[Closed] Master Internship on Disentanglement of Latent Codes in Dynamical Variational Autoencoders

Context: Deep latent variable models (DLVMs) provide an effective way to model the underlying hidden generative process of natural signals and images [1]. This allows us to approximate the probability density functions of data which in turn can be used for either generating new examples resembling training data or do probabilistic inference and estimation. Variational autoencoders (VAEs) present an efficient methodology to train a DLVM, where the intractable posterior distribution of latent variables, which is essential for probabilistic inference (maximum likelihood estimation), is approximated with an inference network, called the encoder [1]. To exploit the sequential nature of data, e.g., speech signals, dynamical versions of VAE, called DVAE, have been recently introduced [2]. Separating out (or disentangling) the latent code is an important demanding feature of a DVLM. A disentangled latent code contains interpretable information that can separate out various factors of variation present in data [3].

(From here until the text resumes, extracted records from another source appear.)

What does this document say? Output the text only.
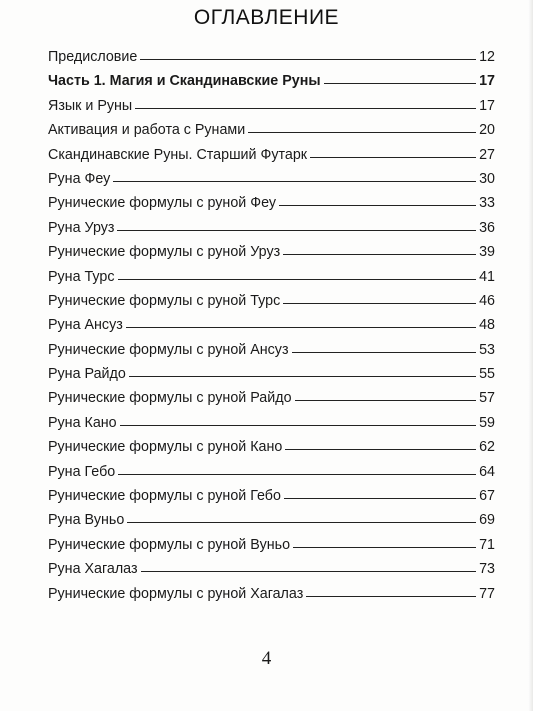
ОГЛАВЛЕНИЕ
Предисловие	12
Часть 1. Магия и Скандинавские Руны	17
Язык и Руны	17
Активация и работа с Рунами	20
Скандинавские Руны. Старший Футарк	27
Руна Феу	30
Рунические формулы с руной Феу	33
Руна Уруз	36
Рунические формулы с руной Уруз	39
Руна Турс	41
Рунические формулы с руной Турс	46
Руна Ансуз	48
Рунические формулы с руной Ансуз	53
Руна Райдо	55
Рунические формулы с руной Райдо	57
Руна Кано	59
Рунические формулы с руной Кано	62
Руна Гебо	64
Рунические формулы с руной Гебо	67
Руна Вуньо	69
Рунические формулы с руной Вуньо	71
Руна Хагалаз	73
Рунические формулы с руной Хагалаз	77
4
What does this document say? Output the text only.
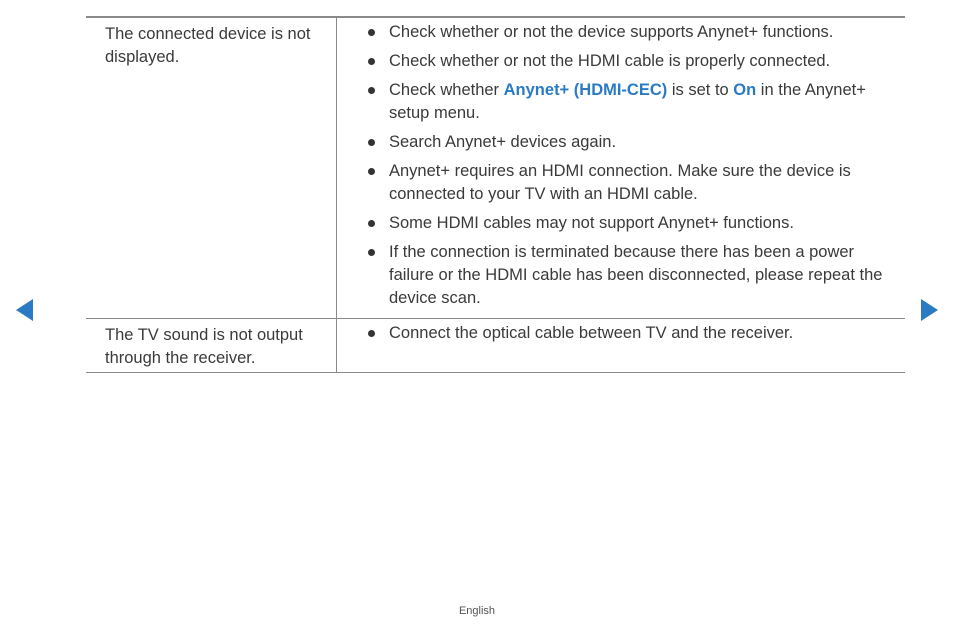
The connected device is not displayed.
Check whether or not the device supports Anynet+ functions.
Check whether or not the HDMI cable is properly connected.
Check whether Anynet+ (HDMI-CEC) is set to On in the Anynet+ setup menu.
Search Anynet+ devices again.
Anynet+ requires an HDMI connection. Make sure the device is connected to your TV with an HDMI cable.
Some HDMI cables may not support Anynet+ functions.
If the connection is terminated because there has been a power failure or the HDMI cable has been disconnected, please repeat the device scan.
The TV sound is not output through the receiver.
Connect the optical cable between TV and the receiver.
English
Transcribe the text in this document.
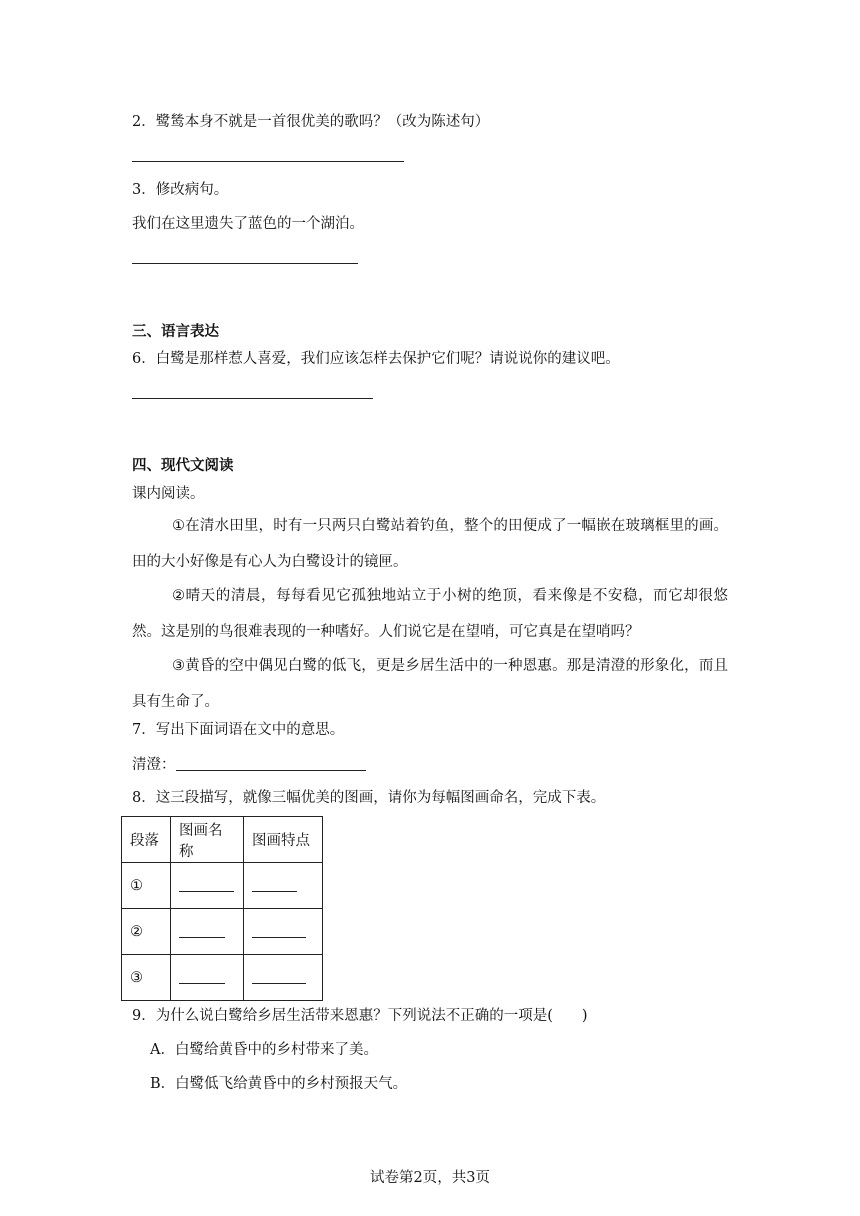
2．鹭鸶本身不就是一首很优美的歌吗？（改为陈述句）
3．修改病句。
我们在这里遗失了蓝色的一个湖泊。
三、语言表达
6．白鹭是那样惹人喜爱，我们应该怎样去保护它们呢？请说说你的建议吧。
四、现代文阅读
课内阅读。
①在清水田里，时有一只两只白鹭站着钓鱼，整个的田便成了一幅嵌在玻璃框里的画。田的大小好像是有心人为白鹭设计的镜匣。
②晴天的清晨，每每看见它孤独地站立于小树的绝顶，看来像是不安稳，而它却很悠然。这是别的鸟很难表现的一种嗜好。人们说它是在望哨，可它真是在望哨吗？
③黄昏的空中偶见白鹭的低飞，更是乡居生活中的一种恩惠。那是清澄的形象化，而且具有生命了。
7．写出下面词语在文中的意思。
清澄：
8．这三段描写，就像三幅优美的图画，请你为每幅图画命名，完成下表。
段落	图画名称	图画特点
①		
②		
③		
9．为什么说白鹭给乡居生活带来恩惠？下列说法不正确的一项是(　　)
A．白鹭给黄昏中的乡村带来了美。
B．白鹭低飞给黄昏中的乡村预报天气。
试卷第2页，共3页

Objective: For DVAE applied to speech processing, there has been little attention towards disentangled latent representation. This is especially important for separating out different characteristics of speech, including speaker identity, gender, pitch, etc, which can be useful in several applications, e.g., voice conversion, conditional speech enhancement and separation. Inspired by recent advances
in disentangled representation learning [3], in this project, we aim to explore disentanglement in DVAE for speech processing, either in a supervised, unsupervised, or semi-supervised
setting.

Required skills: Theoretical and practical experience with deep learning (PyTorch). Knowledge of audio-visual speech processing, generative models, and probabilistic inference.

Environment: This project will be carried out in the Multispeech Team, at Inria Nancy – Grand Est, in collaboration with the Perception Team, at Inria Grenoble Rhône-Alpes. The research progress will be closely supervised by Dr. Mostafa Sadeghi, Dr. Xavier Alameda-Pineda, Prof. Laurent Girin, and Dr. Romain Serizel. At our teams, we have the necessary computational resources (GPU & CPU) to carry on the proposed research.

Contact: mostafa.sadeghi@inria.fr; xavier.alameda-pineda@inria.fr

References:

[1] D. P. Kingma and M. Welling, “An introduction to variational autoencoders,” CoRR, abs/1906.02691, 2019. URL http://arxiv.org/abs/1906.02691.

[2] L. Girin et al., ”Dynamical variational autoencoders: A comprehensive review,” arXiv preprint arXiv:2008.12595, 2020.

[3] F. Locatello et al., “A Sober Look at the Unsupervised Learning of Disentangled Representations and their Evaluation,” Journal of Machine Learning Research 21 (2020) 1-62.